The West, in turn, handed over eight prisoners to Russia. Their names are:

Vadim Krasikov, convicted in Germany for murder
Artem Dultsev, convicted in Slovenia for espionage
Anna Dultseva, convicted in Slovenia for espionage
Mikhail Mikushin, accused of espionage by Norwegian authorities
Pavel Rubtsov, alleged GRU agent
Roman Seleznev, sentenced to 27 years in the U.S. for stealing bank card data
Vladislav Klyushin, convicted in the U.S. for hacking computer networks
Vadim Konoshenok, alleged FSB agent

Artem and Anna Dultsev have two children who returned to Russia with their parents.
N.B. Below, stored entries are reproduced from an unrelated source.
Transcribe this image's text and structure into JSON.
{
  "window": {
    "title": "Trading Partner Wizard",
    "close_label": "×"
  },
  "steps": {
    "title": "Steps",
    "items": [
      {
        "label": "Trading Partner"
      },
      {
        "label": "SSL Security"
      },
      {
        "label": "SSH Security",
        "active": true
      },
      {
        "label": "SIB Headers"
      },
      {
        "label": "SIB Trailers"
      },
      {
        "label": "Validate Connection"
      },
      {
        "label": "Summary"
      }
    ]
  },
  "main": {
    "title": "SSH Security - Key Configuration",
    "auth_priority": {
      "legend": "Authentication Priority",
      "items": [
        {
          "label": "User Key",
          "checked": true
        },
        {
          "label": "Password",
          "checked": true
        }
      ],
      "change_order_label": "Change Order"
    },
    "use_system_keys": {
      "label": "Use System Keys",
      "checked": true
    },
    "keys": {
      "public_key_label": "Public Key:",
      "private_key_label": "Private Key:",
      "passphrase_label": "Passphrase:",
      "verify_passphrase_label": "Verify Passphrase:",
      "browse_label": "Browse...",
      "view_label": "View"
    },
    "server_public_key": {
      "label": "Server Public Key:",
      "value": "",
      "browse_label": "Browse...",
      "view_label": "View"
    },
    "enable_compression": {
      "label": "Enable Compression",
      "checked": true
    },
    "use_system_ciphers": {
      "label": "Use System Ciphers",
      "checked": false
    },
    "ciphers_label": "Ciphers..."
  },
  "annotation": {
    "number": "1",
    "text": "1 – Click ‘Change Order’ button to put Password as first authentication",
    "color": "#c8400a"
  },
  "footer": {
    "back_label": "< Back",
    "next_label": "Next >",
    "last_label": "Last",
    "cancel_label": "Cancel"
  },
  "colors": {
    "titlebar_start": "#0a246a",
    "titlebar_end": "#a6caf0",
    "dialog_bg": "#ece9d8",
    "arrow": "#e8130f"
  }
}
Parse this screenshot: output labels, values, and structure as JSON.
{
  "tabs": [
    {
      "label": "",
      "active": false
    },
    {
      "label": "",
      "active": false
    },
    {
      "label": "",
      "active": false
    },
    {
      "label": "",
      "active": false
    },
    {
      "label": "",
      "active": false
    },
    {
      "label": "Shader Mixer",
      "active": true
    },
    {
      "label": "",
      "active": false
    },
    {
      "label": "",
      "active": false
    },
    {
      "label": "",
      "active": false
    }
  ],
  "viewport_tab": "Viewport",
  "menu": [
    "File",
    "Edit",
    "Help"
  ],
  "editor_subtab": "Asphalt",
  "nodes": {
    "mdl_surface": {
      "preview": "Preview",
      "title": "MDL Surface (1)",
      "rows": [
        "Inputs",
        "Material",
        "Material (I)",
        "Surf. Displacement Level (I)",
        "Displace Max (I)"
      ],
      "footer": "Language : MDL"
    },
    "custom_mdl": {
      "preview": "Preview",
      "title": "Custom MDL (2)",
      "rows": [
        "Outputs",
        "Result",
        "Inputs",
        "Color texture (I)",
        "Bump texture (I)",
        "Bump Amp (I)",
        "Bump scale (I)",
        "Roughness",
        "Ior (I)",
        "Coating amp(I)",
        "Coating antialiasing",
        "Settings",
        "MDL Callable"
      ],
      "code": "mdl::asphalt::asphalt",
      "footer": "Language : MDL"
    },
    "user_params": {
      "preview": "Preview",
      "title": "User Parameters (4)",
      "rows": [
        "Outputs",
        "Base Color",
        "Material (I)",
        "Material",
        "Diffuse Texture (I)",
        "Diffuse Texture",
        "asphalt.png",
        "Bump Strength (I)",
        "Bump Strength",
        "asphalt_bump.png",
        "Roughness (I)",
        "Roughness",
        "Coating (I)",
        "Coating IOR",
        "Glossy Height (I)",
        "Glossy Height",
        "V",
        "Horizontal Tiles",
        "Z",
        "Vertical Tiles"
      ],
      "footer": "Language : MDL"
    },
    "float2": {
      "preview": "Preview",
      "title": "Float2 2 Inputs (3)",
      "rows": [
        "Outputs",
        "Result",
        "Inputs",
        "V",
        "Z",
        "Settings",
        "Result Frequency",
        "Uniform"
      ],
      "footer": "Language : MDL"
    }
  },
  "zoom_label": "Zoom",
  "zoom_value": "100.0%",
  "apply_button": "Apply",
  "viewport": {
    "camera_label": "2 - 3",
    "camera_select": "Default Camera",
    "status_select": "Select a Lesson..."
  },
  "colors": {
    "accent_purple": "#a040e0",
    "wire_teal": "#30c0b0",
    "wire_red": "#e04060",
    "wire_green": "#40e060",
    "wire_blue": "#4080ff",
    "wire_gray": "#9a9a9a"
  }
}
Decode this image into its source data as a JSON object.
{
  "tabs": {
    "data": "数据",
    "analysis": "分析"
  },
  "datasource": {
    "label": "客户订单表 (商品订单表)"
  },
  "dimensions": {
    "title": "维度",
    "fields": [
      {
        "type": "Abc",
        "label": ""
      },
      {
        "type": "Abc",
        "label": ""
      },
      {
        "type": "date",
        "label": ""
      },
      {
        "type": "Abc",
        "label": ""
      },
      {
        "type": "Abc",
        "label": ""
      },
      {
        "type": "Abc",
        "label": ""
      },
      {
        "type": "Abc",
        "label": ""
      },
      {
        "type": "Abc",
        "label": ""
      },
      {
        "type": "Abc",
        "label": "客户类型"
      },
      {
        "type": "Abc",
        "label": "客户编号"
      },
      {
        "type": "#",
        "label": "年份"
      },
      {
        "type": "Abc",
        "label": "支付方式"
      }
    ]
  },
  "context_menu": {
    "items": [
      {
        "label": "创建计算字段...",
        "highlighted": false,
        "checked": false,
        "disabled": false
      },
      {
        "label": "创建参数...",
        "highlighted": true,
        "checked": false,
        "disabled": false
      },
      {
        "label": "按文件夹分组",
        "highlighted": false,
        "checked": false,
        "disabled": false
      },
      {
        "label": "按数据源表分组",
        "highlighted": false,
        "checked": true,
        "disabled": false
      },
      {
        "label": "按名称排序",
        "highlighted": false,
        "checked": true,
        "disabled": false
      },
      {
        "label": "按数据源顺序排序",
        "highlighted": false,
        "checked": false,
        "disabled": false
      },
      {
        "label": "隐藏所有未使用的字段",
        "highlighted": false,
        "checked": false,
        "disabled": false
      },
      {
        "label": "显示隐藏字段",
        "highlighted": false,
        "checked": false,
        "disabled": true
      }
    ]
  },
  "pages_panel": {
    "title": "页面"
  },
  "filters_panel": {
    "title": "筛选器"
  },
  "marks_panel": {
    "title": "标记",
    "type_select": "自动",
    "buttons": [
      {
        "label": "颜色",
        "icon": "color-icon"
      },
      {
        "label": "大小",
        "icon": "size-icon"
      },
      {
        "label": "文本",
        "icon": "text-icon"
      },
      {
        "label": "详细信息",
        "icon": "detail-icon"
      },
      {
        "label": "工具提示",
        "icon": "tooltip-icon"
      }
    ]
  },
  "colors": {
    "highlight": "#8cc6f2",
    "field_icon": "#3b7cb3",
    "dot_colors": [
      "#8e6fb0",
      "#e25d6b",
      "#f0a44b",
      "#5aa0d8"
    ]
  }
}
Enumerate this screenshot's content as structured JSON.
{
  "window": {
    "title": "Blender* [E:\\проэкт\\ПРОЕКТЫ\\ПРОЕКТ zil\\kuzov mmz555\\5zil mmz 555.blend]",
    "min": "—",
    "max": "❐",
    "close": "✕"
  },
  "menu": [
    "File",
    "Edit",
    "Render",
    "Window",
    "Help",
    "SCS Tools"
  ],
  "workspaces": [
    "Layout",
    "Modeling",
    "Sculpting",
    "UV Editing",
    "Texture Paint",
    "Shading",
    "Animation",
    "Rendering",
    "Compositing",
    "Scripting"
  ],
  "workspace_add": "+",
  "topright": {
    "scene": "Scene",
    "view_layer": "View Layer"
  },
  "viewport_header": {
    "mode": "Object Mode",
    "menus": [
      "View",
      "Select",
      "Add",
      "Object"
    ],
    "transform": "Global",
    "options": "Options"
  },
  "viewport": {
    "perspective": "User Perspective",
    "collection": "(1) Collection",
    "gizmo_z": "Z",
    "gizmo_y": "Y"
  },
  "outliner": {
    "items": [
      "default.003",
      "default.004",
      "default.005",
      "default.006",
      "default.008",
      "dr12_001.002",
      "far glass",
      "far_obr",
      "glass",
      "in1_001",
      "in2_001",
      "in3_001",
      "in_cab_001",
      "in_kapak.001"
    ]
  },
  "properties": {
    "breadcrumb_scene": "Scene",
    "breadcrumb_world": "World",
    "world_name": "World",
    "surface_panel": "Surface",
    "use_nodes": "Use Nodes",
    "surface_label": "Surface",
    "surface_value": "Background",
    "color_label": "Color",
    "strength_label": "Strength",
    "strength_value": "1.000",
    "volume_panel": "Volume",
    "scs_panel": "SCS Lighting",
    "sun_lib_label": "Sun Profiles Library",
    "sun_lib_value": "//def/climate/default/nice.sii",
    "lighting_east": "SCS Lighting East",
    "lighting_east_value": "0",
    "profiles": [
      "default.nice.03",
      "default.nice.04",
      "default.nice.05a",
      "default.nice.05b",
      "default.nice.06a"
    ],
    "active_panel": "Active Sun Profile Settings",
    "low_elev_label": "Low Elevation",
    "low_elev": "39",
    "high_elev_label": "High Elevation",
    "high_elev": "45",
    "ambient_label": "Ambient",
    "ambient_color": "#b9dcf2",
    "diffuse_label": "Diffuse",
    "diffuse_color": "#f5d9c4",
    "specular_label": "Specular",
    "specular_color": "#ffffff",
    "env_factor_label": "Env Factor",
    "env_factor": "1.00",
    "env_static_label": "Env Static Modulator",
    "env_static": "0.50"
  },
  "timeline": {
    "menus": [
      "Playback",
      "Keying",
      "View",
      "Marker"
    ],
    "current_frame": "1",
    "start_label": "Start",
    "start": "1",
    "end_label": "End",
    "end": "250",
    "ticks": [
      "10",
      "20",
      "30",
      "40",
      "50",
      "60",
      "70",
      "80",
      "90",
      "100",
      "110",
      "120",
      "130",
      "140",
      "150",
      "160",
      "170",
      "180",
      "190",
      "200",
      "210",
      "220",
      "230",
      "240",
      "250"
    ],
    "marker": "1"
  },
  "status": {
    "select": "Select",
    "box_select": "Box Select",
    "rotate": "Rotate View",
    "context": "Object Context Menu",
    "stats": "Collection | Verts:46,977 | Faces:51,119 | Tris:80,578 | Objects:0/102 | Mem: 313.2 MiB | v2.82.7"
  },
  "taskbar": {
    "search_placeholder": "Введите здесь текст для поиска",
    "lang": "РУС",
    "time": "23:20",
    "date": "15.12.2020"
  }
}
Central in this operation was Vadim Krasikov, a former FSB officer who had been sentenced to life in Germany. In 2021, he was found guilty of murdering former Chechen field commander and Georgian citizen Zelimkhan Khangoshvili in broad daylight. Putin publicly defended the killer as a “devoted patriot” and demanded his release. On arrival in Moscow, Krasikov was welcomed by Putin in person, with military honors.

Another figure who had been initially included in the swap list is Alexei Navalny, according to the former head of Navalny's campaign offices Leonid Volkov.

"This is the same exchange in which, as we hoped, Navalny was supposed to be released in February this year. […] But Putin decided not to free Navalny. He literally killed him a couple of days before the planned exchange could take place," Volkov said on social media.

Navalny died on 17 January 2024 in a high-security prison in Russia’s Arctic region. He was considered a personal enemy of the Russian dictator.

The so-called “hostage diplomacy” – when a government jails innocent people including foreigners to use them as leverage at negotiations – is a practice Moscow has been using very often since the occupation of Crimea in 2014. On 1 August ten years later, it paid off well for Putin.